By understanding his physical limitations, Belly didn’t try to jump and block the shot, sending Horford to the line in the process. Instead, he remained true to his fundamentals, stayed low to the ground during the backdown and went vertical once Horford attempted the hook shot.

It’s not just down low where he sticks to his fundamentals, as he’s also tasked with guarding perimeter players:

Put in an isolation situation with Marcus Morris of the Boston Celtics, Bjelica once again comprehends his natural limits and doesn’t try to do anything spectacular. As Morris crosses between his legs, Bjelica stays low and keeps one hand high, ready to contest the shot at any moment. This makes it 100 times easier to force a difficult look when Morris suddenly pulls out his own version of the James Harden’ step back and launches a 20-footer. Once again, Bjelica forces a low-percentage shot and a brick off the front of the iron.

Perhaps, the best example of his basketball intelligence came in the final moments in their win against the Warriors:

Even though Quinn Cook isn’t an exceptionally talented player, he is a lot quicker than the Timberwolves’ forward. With the clock ticking down under 40 seconds and the Warriors desperately needing a bucket as they trailed by five, Cook thought he had a mismatch being defended by Bjelica as he brought the ball up the floor. He suddenly attacked the basket, but Bjelica, also knowing Cook had the quickness advantage, took a tremendous angle toward the hoop which allowed him to stay in front of the offensive player without fouling. Then, when Cook tried to go up for a layup, Bjelica, who had already tipped the playing field in his favor, sent the shot back to Cameron Indoor Stadium.

This extraordinary angle-taking isn’t an anomaly with Bjelica, rather, it’s routine. And it’s a great demonstration of everything he brings to the table defensively.

He ranks just eighth on the team in total steals with 35 and seventh in blocks (11), just three more than Jamal Crawford. However, there’s absolutely no disputing who means more defensively between the two.

Given the offensive firepower the Timberwolves’ possess, they don’t need a pack of studs on the other end of the floor (besides, they already have those guys in Butler and Taj Gibson). Rather, they need five guys who understand their role and whose sum is greater than their parts.

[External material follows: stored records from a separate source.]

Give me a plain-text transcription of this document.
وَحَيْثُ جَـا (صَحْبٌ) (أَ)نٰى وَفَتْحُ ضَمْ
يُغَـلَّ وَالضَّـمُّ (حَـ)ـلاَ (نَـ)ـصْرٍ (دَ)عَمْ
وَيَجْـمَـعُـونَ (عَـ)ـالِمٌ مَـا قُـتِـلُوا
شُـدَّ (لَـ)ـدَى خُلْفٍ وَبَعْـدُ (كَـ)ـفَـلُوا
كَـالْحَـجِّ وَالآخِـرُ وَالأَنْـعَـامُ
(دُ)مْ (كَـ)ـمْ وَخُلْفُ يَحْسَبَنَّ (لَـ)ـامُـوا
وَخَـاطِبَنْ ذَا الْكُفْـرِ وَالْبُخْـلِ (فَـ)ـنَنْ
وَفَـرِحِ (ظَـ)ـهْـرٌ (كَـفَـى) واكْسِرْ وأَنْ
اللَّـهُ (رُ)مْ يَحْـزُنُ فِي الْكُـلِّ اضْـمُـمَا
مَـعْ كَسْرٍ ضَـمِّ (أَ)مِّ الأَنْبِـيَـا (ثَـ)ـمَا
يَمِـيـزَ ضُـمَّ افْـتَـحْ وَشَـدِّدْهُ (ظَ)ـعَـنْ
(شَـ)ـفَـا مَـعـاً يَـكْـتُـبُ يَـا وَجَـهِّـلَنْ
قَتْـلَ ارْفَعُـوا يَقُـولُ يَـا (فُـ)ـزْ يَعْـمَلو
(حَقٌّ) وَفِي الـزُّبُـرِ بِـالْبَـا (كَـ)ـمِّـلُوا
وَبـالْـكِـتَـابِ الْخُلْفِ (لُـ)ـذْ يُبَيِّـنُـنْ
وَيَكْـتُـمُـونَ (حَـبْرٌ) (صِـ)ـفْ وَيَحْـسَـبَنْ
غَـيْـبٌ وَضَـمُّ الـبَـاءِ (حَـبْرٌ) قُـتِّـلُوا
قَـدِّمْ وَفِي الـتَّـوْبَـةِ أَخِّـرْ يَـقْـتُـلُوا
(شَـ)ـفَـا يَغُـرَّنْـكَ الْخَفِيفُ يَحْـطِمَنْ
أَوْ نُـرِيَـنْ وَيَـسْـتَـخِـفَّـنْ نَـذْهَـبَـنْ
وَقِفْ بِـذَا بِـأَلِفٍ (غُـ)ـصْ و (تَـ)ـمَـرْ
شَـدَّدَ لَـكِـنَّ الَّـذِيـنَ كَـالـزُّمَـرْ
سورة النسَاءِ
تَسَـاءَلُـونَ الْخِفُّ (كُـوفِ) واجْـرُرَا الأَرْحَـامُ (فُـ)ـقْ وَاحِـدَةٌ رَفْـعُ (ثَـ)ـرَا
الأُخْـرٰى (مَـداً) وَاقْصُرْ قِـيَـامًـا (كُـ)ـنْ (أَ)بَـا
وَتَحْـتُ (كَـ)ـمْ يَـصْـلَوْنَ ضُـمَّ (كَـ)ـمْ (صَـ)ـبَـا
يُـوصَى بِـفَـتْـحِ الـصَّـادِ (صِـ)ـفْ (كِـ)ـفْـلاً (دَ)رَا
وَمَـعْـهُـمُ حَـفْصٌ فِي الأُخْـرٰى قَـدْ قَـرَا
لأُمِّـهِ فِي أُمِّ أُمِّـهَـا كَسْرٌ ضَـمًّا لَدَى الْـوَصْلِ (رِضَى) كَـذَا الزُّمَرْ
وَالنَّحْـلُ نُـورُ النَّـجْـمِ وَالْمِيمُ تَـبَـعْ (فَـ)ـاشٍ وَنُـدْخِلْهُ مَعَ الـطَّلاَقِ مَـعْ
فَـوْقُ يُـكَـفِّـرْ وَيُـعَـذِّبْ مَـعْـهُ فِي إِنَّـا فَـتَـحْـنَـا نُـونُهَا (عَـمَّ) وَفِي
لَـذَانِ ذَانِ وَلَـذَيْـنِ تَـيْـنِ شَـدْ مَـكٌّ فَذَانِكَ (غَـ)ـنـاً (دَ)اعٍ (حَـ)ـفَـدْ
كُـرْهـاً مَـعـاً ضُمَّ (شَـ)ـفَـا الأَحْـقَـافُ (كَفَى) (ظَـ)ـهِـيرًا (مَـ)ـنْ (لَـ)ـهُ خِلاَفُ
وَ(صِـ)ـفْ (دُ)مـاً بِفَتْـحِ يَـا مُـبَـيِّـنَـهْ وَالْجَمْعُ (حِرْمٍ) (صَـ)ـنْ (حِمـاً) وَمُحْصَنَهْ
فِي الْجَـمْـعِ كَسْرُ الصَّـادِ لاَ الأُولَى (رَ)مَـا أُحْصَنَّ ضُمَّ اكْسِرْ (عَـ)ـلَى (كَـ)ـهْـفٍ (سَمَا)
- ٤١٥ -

Bjelica is a great team defender and understands his assignment on every single play. His role in the system may be a basic one, but it’s perfect for his skills and abilities. Even though he doesn’t enjoy the athletic gifts many of his peers have, he’s a solid defender who tries hard and ultimately, gets the job done. Something the Wolves need more of if they want to not only make the playoffs, but advance past the first round.